The creep of physical therapists into our field, treating shoulders, doing ADLs etc. is problematic. Couple this with the high, and set to be massively higher cost of an OT degree as we move to an OTD and you're set to realize one thing: our reimbursement is DROPPING and our degree is skyrocketing in cost. The therapy cap makes it kind of hard for us to justify a higher salary than we get; there is limited career growth as a regular clinician. You tend to hit a glass ceiling really quickly, it's very rare to hear of OT's making six figures. My CI stated that he has never met one who does, and I am in a area with a relatively high cost of living. With current trends in reimbursement it will become more rare.

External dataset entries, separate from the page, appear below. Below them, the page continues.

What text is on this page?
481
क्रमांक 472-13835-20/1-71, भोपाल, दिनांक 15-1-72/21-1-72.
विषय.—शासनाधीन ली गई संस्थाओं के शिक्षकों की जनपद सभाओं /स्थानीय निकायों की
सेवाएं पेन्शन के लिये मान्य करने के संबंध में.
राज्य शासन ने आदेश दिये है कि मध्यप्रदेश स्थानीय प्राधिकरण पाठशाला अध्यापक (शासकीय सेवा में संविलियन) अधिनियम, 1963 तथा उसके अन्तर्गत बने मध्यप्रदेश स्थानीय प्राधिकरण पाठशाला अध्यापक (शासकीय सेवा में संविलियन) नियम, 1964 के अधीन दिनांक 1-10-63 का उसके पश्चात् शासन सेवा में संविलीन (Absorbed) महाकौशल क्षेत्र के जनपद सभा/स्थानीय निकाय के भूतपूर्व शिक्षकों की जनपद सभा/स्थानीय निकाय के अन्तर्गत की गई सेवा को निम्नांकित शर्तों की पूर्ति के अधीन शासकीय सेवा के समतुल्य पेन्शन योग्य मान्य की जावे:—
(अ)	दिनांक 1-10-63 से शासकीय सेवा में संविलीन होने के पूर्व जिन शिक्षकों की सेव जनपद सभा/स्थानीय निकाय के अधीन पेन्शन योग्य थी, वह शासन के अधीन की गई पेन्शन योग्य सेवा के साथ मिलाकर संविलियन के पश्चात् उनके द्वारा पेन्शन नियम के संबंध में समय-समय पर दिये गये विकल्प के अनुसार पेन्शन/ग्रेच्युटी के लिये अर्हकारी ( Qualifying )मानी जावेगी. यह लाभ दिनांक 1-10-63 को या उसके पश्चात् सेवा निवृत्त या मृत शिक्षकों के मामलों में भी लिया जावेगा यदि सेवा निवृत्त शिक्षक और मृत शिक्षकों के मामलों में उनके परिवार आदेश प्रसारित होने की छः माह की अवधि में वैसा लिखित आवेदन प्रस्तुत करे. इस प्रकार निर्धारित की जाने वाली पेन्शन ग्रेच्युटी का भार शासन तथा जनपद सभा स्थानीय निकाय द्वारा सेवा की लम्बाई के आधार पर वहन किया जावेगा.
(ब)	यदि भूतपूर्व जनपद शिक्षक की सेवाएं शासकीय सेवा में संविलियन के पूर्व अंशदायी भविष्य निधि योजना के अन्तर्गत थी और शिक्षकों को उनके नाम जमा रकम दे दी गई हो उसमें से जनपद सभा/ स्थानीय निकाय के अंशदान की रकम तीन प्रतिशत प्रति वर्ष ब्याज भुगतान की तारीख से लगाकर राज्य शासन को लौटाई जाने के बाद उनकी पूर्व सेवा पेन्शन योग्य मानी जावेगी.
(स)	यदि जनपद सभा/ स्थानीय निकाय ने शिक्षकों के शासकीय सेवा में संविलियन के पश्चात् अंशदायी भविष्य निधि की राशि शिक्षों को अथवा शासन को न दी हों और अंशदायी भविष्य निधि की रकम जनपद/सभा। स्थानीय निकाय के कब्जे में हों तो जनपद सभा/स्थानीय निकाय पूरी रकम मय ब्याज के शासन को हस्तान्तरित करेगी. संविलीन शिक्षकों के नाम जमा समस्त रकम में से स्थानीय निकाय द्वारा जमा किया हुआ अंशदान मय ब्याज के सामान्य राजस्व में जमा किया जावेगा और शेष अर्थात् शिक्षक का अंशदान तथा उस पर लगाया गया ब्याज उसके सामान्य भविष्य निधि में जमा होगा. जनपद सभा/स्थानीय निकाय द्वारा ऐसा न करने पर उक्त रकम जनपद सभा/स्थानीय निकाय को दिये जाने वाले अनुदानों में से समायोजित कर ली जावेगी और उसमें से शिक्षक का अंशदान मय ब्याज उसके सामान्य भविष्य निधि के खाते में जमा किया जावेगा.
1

You can't reduce OT to the problems (reimbursement trends, time and productivity concerns etc); our field is excellent and I'd do it all over again. These concerns are very real; and I think many people who have an interest in being an OT might start to glance at PAs and NPs who don't as acutely face the concerns I documented above. I think solid advocacy by our field for clinicians is the way to go, and I hope these concerns help some of you understand things I didn't think about prior to becoming an OT.